Les conséquences de cette escalade n’ont pas tardé à arriver. Largement traité dans les colonnes de Liberté Actus, ce « bras-de-fer » engagé par les Pays-Bas a bien failli mettre à genoux tout un pan de l’industrie européenne – automobile en tête. Bosch, Volkswagen, Nissan, BMW et tant d’autres ont sonné l’alarme dès le début du mois d’octobre. Sans même parler de la myriade de sous-traitants pour qui l’activité a bien failli s’arrêter.

En l’espace de deux semaines, les annonces sont arrivées de toutes parts. Les entreprises occidentales se sont directement rapprochées des autorités chinoises pour obtenir des dérogations. Puis la question monétaire s’est invitée là-dedans. Deux fournisseurs autrichiens d’Apple, MELECS et JABIL, se sont approvisionnés en puces Nexperia en effectuant des transactions en yuans par le biais de sociétés écrans chinoises.

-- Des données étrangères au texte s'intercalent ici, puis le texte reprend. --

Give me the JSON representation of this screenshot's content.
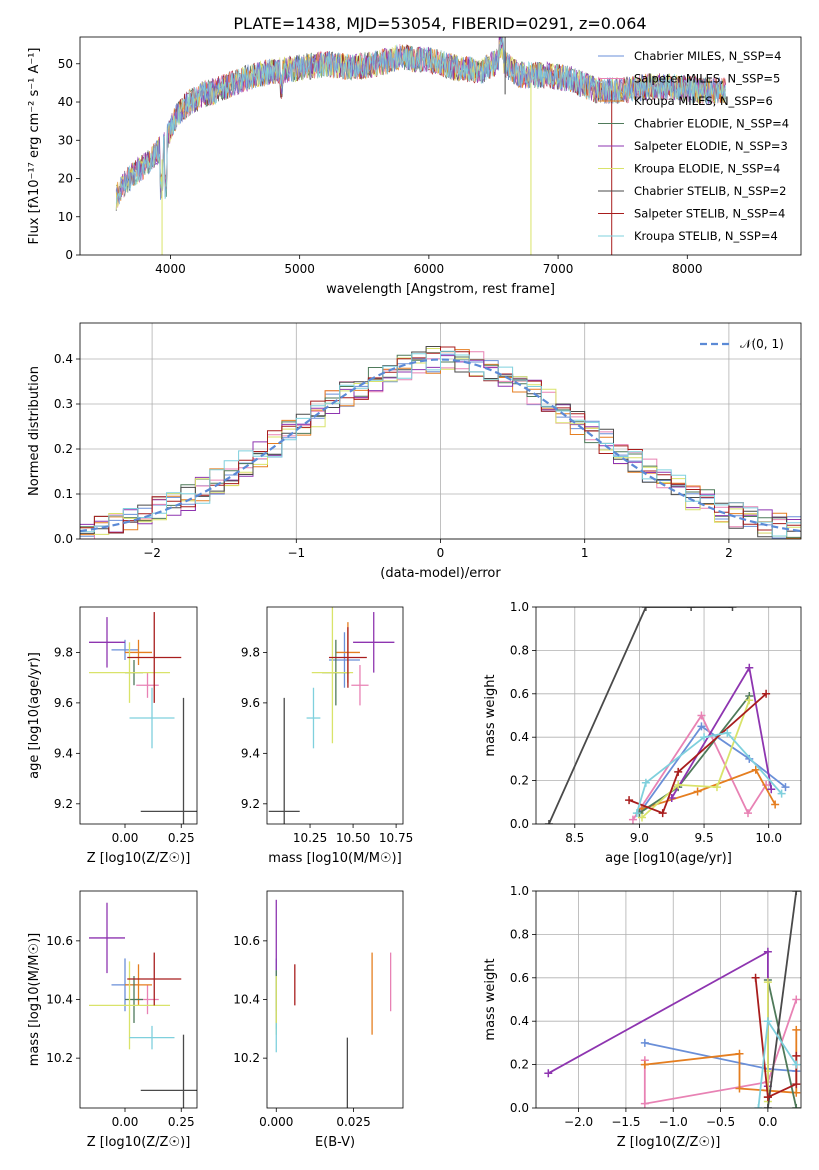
{
  "title": "PLATE=1438, MJD=53054, FIBERID=0291, z=0.064",
  "colors": [
    "#6a8fd8",
    "#e882b4",
    "#e57e20",
    "#4f7a5a",
    "#8e35b0",
    "#d9e36a",
    "#4a4a4a",
    "#a81d1d",
    "#7fd0dd"
  ],
  "chart_data": [
    {
      "type": "line",
      "panel": "spectrum",
      "title": "PLATE=1438, MJD=53054, FIBERID=0291, z=0.064",
      "xlabel": "wavelength [Angstrom, rest frame]",
      "ylabel": "Flux [fλ10⁻¹⁷ erg cm⁻² s⁻¹ A⁻¹]",
      "xlim": [
        3300,
        8880
      ],
      "ylim": [
        0,
        57
      ],
      "xticks": [
        "4000",
        "5000",
        "6000",
        "7000",
        "8000"
      ],
      "yticks": [
        "0",
        "10",
        "20",
        "30",
        "40",
        "50"
      ],
      "grid": false,
      "legend": "top-right",
      "series": [
        {
          "name": "Chabrier MILES, N_SSP=4"
        },
        {
          "name": "Salpeter MILES, N_SSP=5"
        },
        {
          "name": "Kroupa MILES, N_SSP=6"
        },
        {
          "name": "Chabrier ELODIE, N_SSP=4"
        },
        {
          "name": "Salpeter ELODIE, N_SSP=3"
        },
        {
          "name": "Kroupa ELODIE, N_SSP=4"
        },
        {
          "name": "Chabrier STELIB, N_SSP=2"
        },
        {
          "name": "Salpeter STELIB, N_SSP=4"
        },
        {
          "name": "Kroupa STELIB, N_SSP=4"
        }
      ],
      "x": [
        3580,
        3650,
        3750,
        3850,
        3950,
        4050,
        4150,
        4250,
        4350,
        4500,
        4650,
        4800,
        5000,
        5200,
        5400,
        5600,
        5800,
        5900,
        6000,
        6200,
        6400,
        6550,
        6700,
        6900,
        7100,
        7300,
        7500,
        7700,
        7900,
        8100,
        8300
      ],
      "y": [
        15,
        19,
        22,
        25,
        29,
        37,
        40,
        42,
        43,
        45,
        47,
        48,
        49,
        50,
        49,
        50,
        52,
        51,
        51,
        49,
        48,
        51,
        47,
        47,
        46,
        43,
        43,
        44,
        44,
        43,
        43
      ]
    },
    {
      "type": "line",
      "panel": "residual-histogram",
      "xlabel": "(data-model)/error",
      "ylabel": "Normed distribution",
      "xlim": [
        -2.5,
        2.5
      ],
      "ylim": [
        0,
        0.48
      ],
      "xticks": [
        "−2",
        "−1",
        "0",
        "1",
        "2"
      ],
      "yticks": [
        "0.0",
        "0.1",
        "0.2",
        "0.3",
        "0.4"
      ],
      "grid": true,
      "legend": "top-right",
      "gaussian_label": "𝒩(0, 1)",
      "bin_width": 0.1,
      "x": [
        -2.45,
        -2.35,
        -2.25,
        -2.15,
        -2.05,
        -1.95,
        -1.85,
        -1.75,
        -1.65,
        -1.55,
        -1.45,
        -1.35,
        -1.25,
        -1.15,
        -1.05,
        -0.95,
        -0.85,
        -0.75,
        -0.65,
        -0.55,
        -0.45,
        -0.35,
        -0.25,
        -0.15,
        -0.05,
        0.05,
        0.15,
        0.25,
        0.35,
        0.45,
        0.55,
        0.65,
        0.75,
        0.85,
        0.95,
        1.05,
        1.15,
        1.25,
        1.35,
        1.45,
        1.55,
        1.65,
        1.75,
        1.85,
        1.95,
        2.05,
        2.15,
        2.25,
        2.35,
        2.45
      ],
      "y": [
        0.019,
        0.025,
        0.032,
        0.041,
        0.051,
        0.064,
        0.077,
        0.092,
        0.109,
        0.127,
        0.147,
        0.168,
        0.189,
        0.212,
        0.234,
        0.256,
        0.278,
        0.3,
        0.32,
        0.339,
        0.356,
        0.371,
        0.383,
        0.392,
        0.398,
        0.398,
        0.395,
        0.387,
        0.376,
        0.362,
        0.345,
        0.325,
        0.304,
        0.282,
        0.26,
        0.237,
        0.215,
        0.192,
        0.171,
        0.15,
        0.13,
        0.112,
        0.095,
        0.08,
        0.066,
        0.054,
        0.044,
        0.035,
        0.028,
        0.022
      ]
    },
    {
      "type": "scatter",
      "panel": "age-vs-Z",
      "xlabel": "Z [log10(Z/Z☉)]",
      "ylabel": "age [log10(age/yr)]",
      "xlim": [
        -0.2,
        0.32
      ],
      "ylim": [
        9.12,
        9.98
      ],
      "xticks": [
        "0.00",
        "0.25"
      ],
      "yticks": [
        "9.2",
        "9.4",
        "9.6",
        "9.8"
      ],
      "points": [
        {
          "x": 0.0,
          "y": 9.81,
          "xerr": 0.06,
          "yerr": 0.04
        },
        {
          "x": 0.1,
          "y": 9.67,
          "xerr": 0.05,
          "yerr": 0.05
        },
        {
          "x": 0.06,
          "y": 9.8,
          "xerr": 0.06,
          "yerr": 0.05
        },
        {
          "x": 0.04,
          "y": 9.72,
          "xerr": 0.04,
          "yerr": 0.05
        },
        {
          "x": -0.08,
          "y": 9.84,
          "xerr": 0.08,
          "yerr": 0.1
        },
        {
          "x": 0.02,
          "y": 9.72,
          "xerr": 0.18,
          "yerr": 0.12
        },
        {
          "x": 0.26,
          "y": 9.17,
          "xerr": 0.19,
          "yerr": 0.45
        },
        {
          "x": 0.13,
          "y": 9.78,
          "xerr": 0.12,
          "yerr": 0.18
        },
        {
          "x": 0.12,
          "y": 9.54,
          "xerr": 0.1,
          "yerr": 0.12
        }
      ]
    },
    {
      "type": "scatter",
      "panel": "age-vs-mass",
      "xlabel": "mass [log10(M/M☉)]",
      "ylabel": "",
      "xlim": [
        10.0,
        10.79
      ],
      "ylim": [
        9.12,
        9.98
      ],
      "xticks": [
        "10.25",
        "10.50",
        "10.75"
      ],
      "yticks": [
        "9.2",
        "9.4",
        "9.6",
        "9.8"
      ],
      "points": [
        {
          "x": 10.45,
          "y": 9.77,
          "xerr": 0.09,
          "yerr": 0.11
        },
        {
          "x": 10.54,
          "y": 9.67,
          "xerr": 0.05,
          "yerr": 0.08
        },
        {
          "x": 10.47,
          "y": 9.8,
          "xerr": 0.07,
          "yerr": 0.12
        },
        {
          "x": 10.4,
          "y": 9.72,
          "xerr": 0.08,
          "yerr": 0.13
        },
        {
          "x": 10.62,
          "y": 9.84,
          "xerr": 0.12,
          "yerr": 0.12
        },
        {
          "x": 10.38,
          "y": 9.72,
          "xerr": 0.12,
          "yerr": 0.28
        },
        {
          "x": 10.1,
          "y": 9.17,
          "xerr": 0.09,
          "yerr": 0.45
        },
        {
          "x": 10.47,
          "y": 9.78,
          "xerr": 0.11,
          "yerr": 0.12
        },
        {
          "x": 10.27,
          "y": 9.54,
          "xerr": 0.04,
          "yerr": 0.12
        }
      ]
    },
    {
      "type": "line",
      "panel": "weight-vs-age",
      "xlabel": "age [log10(age/yr)]",
      "ylabel": "mass weight",
      "xlim": [
        8.2,
        10.25
      ],
      "ylim": [
        0,
        1
      ],
      "xticks": [
        "8.5",
        "9.0",
        "9.5",
        "10.0"
      ],
      "yticks": [
        "0.0",
        "0.2",
        "0.4",
        "0.6",
        "0.8",
        "1.0"
      ],
      "grid": true,
      "series": [
        {
          "x": [
            9.0,
            9.48,
            9.85,
            10.13
          ],
          "y": [
            0.05,
            0.45,
            0.3,
            0.17
          ]
        },
        {
          "x": [
            8.95,
            9.48,
            9.84,
            9.98
          ],
          "y": [
            0.02,
            0.5,
            0.05,
            0.18
          ]
        },
        {
          "x": [
            9.02,
            9.45,
            9.9,
            10.05
          ],
          "y": [
            0.07,
            0.15,
            0.25,
            0.09
          ]
        },
        {
          "x": [
            9.0,
            9.3,
            9.85
          ],
          "y": [
            0.05,
            0.17,
            0.59
          ]
        },
        {
          "x": [
            9.25,
            9.85,
            10.02
          ],
          "y": [
            0.12,
            0.72,
            0.16
          ]
        },
        {
          "x": [
            9.02,
            9.3,
            9.6,
            9.85
          ],
          "y": [
            0.03,
            0.18,
            0.17,
            0.57
          ]
        },
        {
          "x": [
            8.3,
            9.05,
            9.4,
            9.72
          ],
          "y": [
            0.0,
            1.0,
            1.0,
            1.0
          ]
        },
        {
          "x": [
            8.92,
            9.18,
            9.3,
            9.98
          ],
          "y": [
            0.11,
            0.05,
            0.24,
            0.6
          ]
        },
        {
          "x": [
            8.98,
            9.05,
            9.5,
            9.68,
            10.1
          ],
          "y": [
            0.05,
            0.19,
            0.4,
            0.42,
            0.14
          ]
        }
      ]
    },
    {
      "type": "scatter",
      "panel": "mass-vs-Z",
      "xlabel": "Z [log10(Z/Z☉)]",
      "ylabel": "mass [log10(M/M☉)]",
      "xlim": [
        -0.2,
        0.32
      ],
      "ylim": [
        10.03,
        10.77
      ],
      "xticks": [
        "0.00",
        "0.25"
      ],
      "yticks": [
        "10.2",
        "10.4",
        "10.6"
      ],
      "points": [
        {
          "x": 0.0,
          "y": 10.45,
          "xerr": 0.06,
          "yerr": 0.09
        },
        {
          "x": 0.1,
          "y": 10.4,
          "xerr": 0.05,
          "yerr": 0.05
        },
        {
          "x": 0.06,
          "y": 10.45,
          "xerr": 0.06,
          "yerr": 0.07
        },
        {
          "x": 0.04,
          "y": 10.4,
          "xerr": 0.04,
          "yerr": 0.08
        },
        {
          "x": -0.08,
          "y": 10.61,
          "xerr": 0.08,
          "yerr": 0.12
        },
        {
          "x": 0.02,
          "y": 10.38,
          "xerr": 0.18,
          "yerr": 0.15
        },
        {
          "x": 0.26,
          "y": 10.09,
          "xerr": 0.19,
          "yerr": 0.19
        },
        {
          "x": 0.13,
          "y": 10.47,
          "xerr": 0.12,
          "yerr": 0.09
        },
        {
          "x": 0.12,
          "y": 10.27,
          "xerr": 0.1,
          "yerr": 0.04
        }
      ]
    },
    {
      "type": "scatter",
      "panel": "mass-vs-EBV",
      "xlabel": "E(B-V)",
      "ylabel": "",
      "xlim": [
        -0.003,
        0.041
      ],
      "ylim": [
        10.03,
        10.77
      ],
      "xticks": [
        "0.000",
        "0.025"
      ],
      "yticks": [
        "10.2",
        "10.4",
        "10.6"
      ],
      "points": [
        {
          "x": 0.0,
          "y": 10.45,
          "yerr": 0.09
        },
        {
          "x": 0.037,
          "y": 10.46,
          "yerr": 0.1
        },
        {
          "x": 0.031,
          "y": 10.42,
          "yerr": 0.14
        },
        {
          "x": 0.0,
          "y": 10.4,
          "yerr": 0.1
        },
        {
          "x": 0.0,
          "y": 10.62,
          "yerr": 0.12
        },
        {
          "x": 0.0,
          "y": 10.38,
          "yerr": 0.1
        },
        {
          "x": 0.023,
          "y": 10.14,
          "yerr": 0.13
        },
        {
          "x": 0.006,
          "y": 10.45,
          "yerr": 0.07
        },
        {
          "x": 0.0,
          "y": 10.27,
          "yerr": 0.05
        }
      ]
    },
    {
      "type": "line",
      "panel": "weight-vs-Z",
      "xlabel": "Z [log10(Z/Z☉)]",
      "ylabel": "mass weight",
      "xlim": [
        -2.45,
        0.35
      ],
      "ylim": [
        0,
        1
      ],
      "xticks": [
        "−2.0",
        "−1.5",
        "−1.0",
        "−0.5",
        "0.0"
      ],
      "yticks": [
        "0.0",
        "0.2",
        "0.4",
        "0.6",
        "0.8",
        "1.0"
      ],
      "grid": true,
      "series": [
        {
          "x": [
            -1.3,
            0.0,
            0.3
          ],
          "y": [
            0.3,
            0.18,
            0.17
          ]
        },
        {
          "x": [
            -1.3,
            -1.3,
            0.0,
            0.3
          ],
          "y": [
            0.22,
            0.02,
            0.12,
            0.5
          ]
        },
        {
          "x": [
            -1.3,
            -0.3,
            -0.3,
            0.3,
            0.3
          ],
          "y": [
            0.2,
            0.25,
            0.09,
            0.07,
            0.36
          ]
        },
        {
          "x": [
            0.0,
            0.0,
            0.3
          ],
          "y": [
            0.05,
            0.59,
            0.0
          ]
        },
        {
          "x": [
            -2.32,
            0.0,
            0.0
          ],
          "y": [
            0.16,
            0.72,
            0.1
          ]
        },
        {
          "x": [
            0.0,
            0.0,
            0.0
          ],
          "y": [
            0.58,
            0.17,
            0.03
          ]
        },
        {
          "x": [
            0.0,
            0.3
          ],
          "y": [
            0.0,
            1.0
          ]
        },
        {
          "x": [
            -0.13,
            0.0,
            0.3,
            0.3
          ],
          "y": [
            0.6,
            0.05,
            0.11,
            0.24
          ]
        },
        {
          "x": [
            -0.1,
            0.0,
            0.3
          ],
          "y": [
            0.0,
            0.4,
            0.2
          ]
        }
      ]
    }
  ]
}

On imagine aisément le malaise des dirigeants européens qui, une fois n’est pas coutume, semblent s’être entièrement plantés dans leur calcul.

Et les États-Unis dans tout ça ?

C’est l’autre enseignement de cette affaire, du moins pour ceux qui ne l’avaient pas encore compris. Les États-Unis ont à gérer leur propre faillite et voient « le reste du monde » prendre petit à petit son envol. Alors, comme l’écrit Emmanuel Todd, « ils se retournent vigoureusement contre leurs ‘’alliés’’ européens et est-asiatiques, dans un effort ultime de surexploitation, et aussi, il faut l’admettre, par pur et simple dépit. […] L’Empire se dévore lui-même. »

Et cette histoire montre que, pour la Maison-Blanche et ceux qui, en Europe, ont choisi de la suivre doctement, ce n’est pas une affaire militaire. Il n’est pas question de « sécurité » comme certains voudraient le faire croire. Les puces Nexperia sont des composants omniprésents et à très faible marge. Elles équipent les frigos comme les véhicules. Le point de crispation n’est donc pas la technologie. C’est la propriété. Washington ne supporte pas la présence de capitaux chinois sur le sol européen.

Mais finalement, que se passera-t-il si les États-Unis venaient à mettre une autre entreprise, autrement plus sensible et, par exemple, très liée à la France, sur leur liste noire ?

Le journal – libéral – AsiaTimes n’hésitait pas à écrire le 28 octobre dernier, avec une dose d’ironie, que «  Les dirigeants de l’UE scandent leur indépendance, s’accrochent aux menottes, remercient Trump d’avoir gardé les clefs et blâment ensuite la Chine pour les bleus ».